À la fois entraîneur-chef et directeur général des Remparts de Québec, Patrick Roy est souvent identifié comme candidat potentiel à remplacer Claude Julien ou Marc Bergevin, si jamais ceux-ci devaient écoper pour les problèmes que vit le Canadien.

Patrick Roy lève son chapeau à Claude Julien

Même si son nom a commencé à circuler, ici et là, quant à une hypothétique promotion avec le Canadien, Patrick Roy n’a pas cherché à mettre de l’huile sur le feu, mardi matin, sur l’état de la situation à Montréal.

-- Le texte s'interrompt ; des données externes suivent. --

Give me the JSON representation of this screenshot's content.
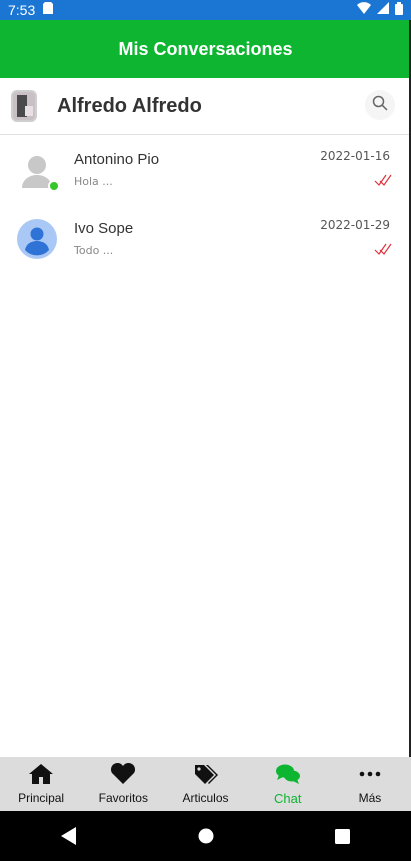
{
  "status_bar": {
    "time": "7:53",
    "icons": [
      "sd-card-icon",
      "wifi-icon",
      "signal-icon",
      "battery-icon"
    ]
  },
  "app_bar": {
    "title": "Mis Conversaciones",
    "color": "#0db531"
  },
  "user": {
    "name": "Alfredo Alfredo"
  },
  "conversations": [
    {
      "name": "Antonino Pio",
      "preview": "Hola ...",
      "date": "2022-01-16",
      "online": true,
      "avatar": "placeholder-grey"
    },
    {
      "name": "Ivo Sope",
      "preview": "Todo ...",
      "date": "2022-01-29",
      "online": false,
      "avatar": "placeholder-blue"
    }
  ],
  "bottom_nav": {
    "items": [
      {
        "label": "Principal",
        "icon": "home-icon"
      },
      {
        "label": "Favoritos",
        "icon": "heart-icon"
      },
      {
        "label": "Articulos",
        "icon": "tags-icon"
      },
      {
        "label": "Chat",
        "icon": "chat-icon",
        "active": true
      },
      {
        "label": "Más",
        "icon": "more-icon"
      }
    ],
    "active_color": "#0db531"
  }
}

À la fois entraîneur-chef et directeur général des Remparts de Québec, Roy est souvent identifié comme candidat potentiel à remplacer Claude Julien ou Marc Bergevin, si jamais ceux-ci devaient écoper pour les problèmes que vit le Canadien.

«Je suis impressionné par le travail de Claude Julien. Je ne parle pas souvent du Canadien, je me mêle de mes affaires, mais il démontre une belle patience. J’adore sa manière de gérer ce dossier-là. Tu vois qu’il a de l’expérience, qu’il sait où il s’en va. Je lui lève mon chapeau pour le travail qu’il fait présentement», disait Roy après la séance d’entraînement des Remparts, reprenant ainsi la réponse formulée à La Tribune, samedi.

Flatté

Le légendaire gardien de but, dont le numéro 33 flotte dans les hauteurs du Centre Bell, admet malgré tout être flatté par l’intérêt manifesté à son endroit, mais sa fidélité reste envers le club junior qu’il a recommencé à diriger la saison dernière.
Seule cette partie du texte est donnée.